Sharon's memories of her time as a Cylon prior to her becoming a Sleeper agent were fuzzy, weak, little more than impressions of places and emotions. Details escaped her entirely, such as whatever planning was made to insert her into the Colonies. Talking with the other Sleepers that had stayed behind in the Colonies – and Sleepers made up the majority of them – revealed that they all had similar backstories. And as for the Cylons who had been knowing spies all along – Gina Invierre for example – Sharon never dared ask them about the details of what had gone into making the sleeper agents.

Sharon didn't need to ask anyway. She had already figured it out. Troy was no industrial accident. The Cylons had killed off thousands of innocent people just to give her believable cover. And the only mystery to Sharon was how the hell they had fabricated such detailed memories of a life that she had never lived.

Gods damn the Cylons.

"I'm sorry if I dredged up any painful memories you have," Adama told her apologetically.

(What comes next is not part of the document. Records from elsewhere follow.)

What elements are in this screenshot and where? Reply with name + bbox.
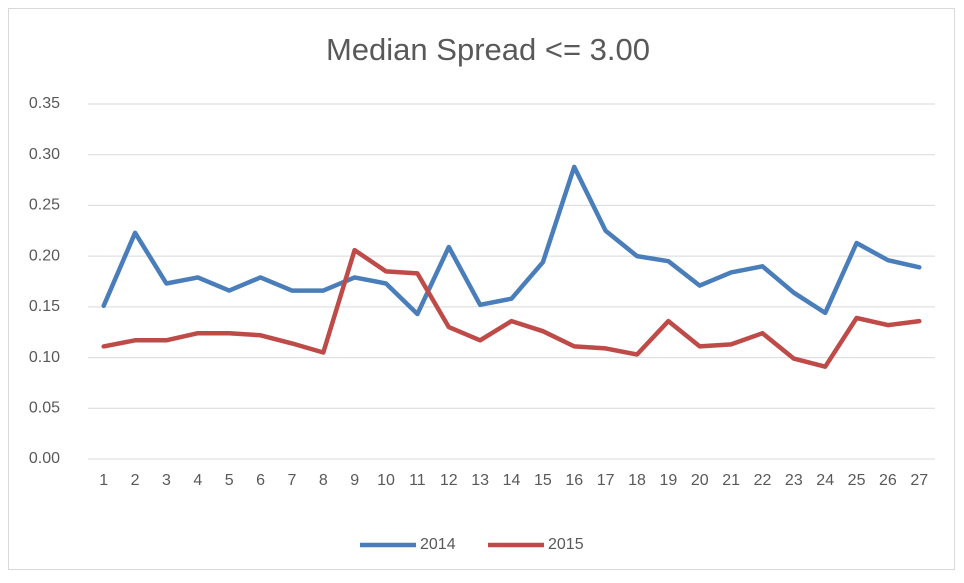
x-tick-label: 13 [471, 472, 489, 489]
x-tick-label: 16 [565, 472, 583, 489]
x-tick-label: 5 [225, 472, 234, 489]
y-tick-label: 0.15 [29, 298, 60, 315]
y-tick-label: 0.10 [29, 349, 60, 366]
x-tick-label: 19 [659, 472, 677, 489]
x-tick-label: 23 [785, 472, 803, 489]
x-tick-label: 25 [848, 472, 866, 489]
x-tick-label: 22 [754, 472, 772, 489]
x-tick-label: 9 [350, 472, 359, 489]
y-tick-label: 0.35 [29, 95, 60, 112]
x-tick-label: 21 [722, 472, 740, 489]
x-tick-label: 17 [597, 472, 615, 489]
x-tick-label: 1 [99, 472, 108, 489]
y-tick-label: 0.20 [29, 247, 60, 264]
x-tick-label: 4 [193, 472, 202, 489]
x-tick-label: 2 [131, 472, 140, 489]
x-tick-label: 15 [534, 472, 552, 489]
x-tick-label: 3 [162, 472, 171, 489]
legend-label: 2014 [420, 536, 456, 553]
chart-title: Median Spread <= 3.00 [326, 32, 650, 67]
x-tick-label: 12 [440, 472, 458, 489]
x-tick-label: 26 [879, 472, 897, 489]
x-tick-label: 20 [691, 472, 709, 489]
x-tick-label: 8 [319, 472, 328, 489]
y-tick-label: 0.00 [29, 450, 60, 467]
x-tick-label: 24 [816, 472, 834, 489]
line-series [101, 164, 922, 317]
x-tick-label: 18 [628, 472, 646, 489]
legend-label: 2015 [548, 536, 584, 553]
x-tick-label: 10 [377, 472, 395, 489]
x-tick-label: 6 [256, 472, 265, 489]
y-tick-label: 0.30 [29, 146, 60, 163]
y-tick-label: 0.05 [29, 400, 60, 417]
chart-border [8, 8, 955, 570]
y-tick-label: 0.25 [29, 197, 60, 214]
x-tick-label: 14 [503, 472, 521, 489]
x-tick-label: 27 [910, 472, 928, 489]
x-tick-label: 11 [409, 472, 426, 489]
line-series [101, 247, 922, 369]
x-tick-label: 7 [287, 472, 296, 489]
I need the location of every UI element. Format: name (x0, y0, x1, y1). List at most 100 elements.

"That's alright, sir," Sharon replied. And truly, it was. "It was a long time ago, and I've gotten over it. Mostly."

"Okay," Adama said, apparently accepting Sharon's word. "I guess the next order of business is to put together a memorial service for Gaeta's farmers. But that's my responsibility, not yours, so..."

Whatever Adama might have been about to say was suddenly cut off by the red alert klaxons. Sharon's first thought that another glitch had set them off again. But then the speakers blared with a human voice.

"RED ALERT! ALL HANDS TO ACTION STATIONS! ADMIRAL AND COMMANDER TO CIC! THIS IS NOT A DRILL!"

Adama and Sharon scrambled for the door. Given their standing orders, there was only one reason to make an announcement like that.

The Colonials were no longer alone in the system.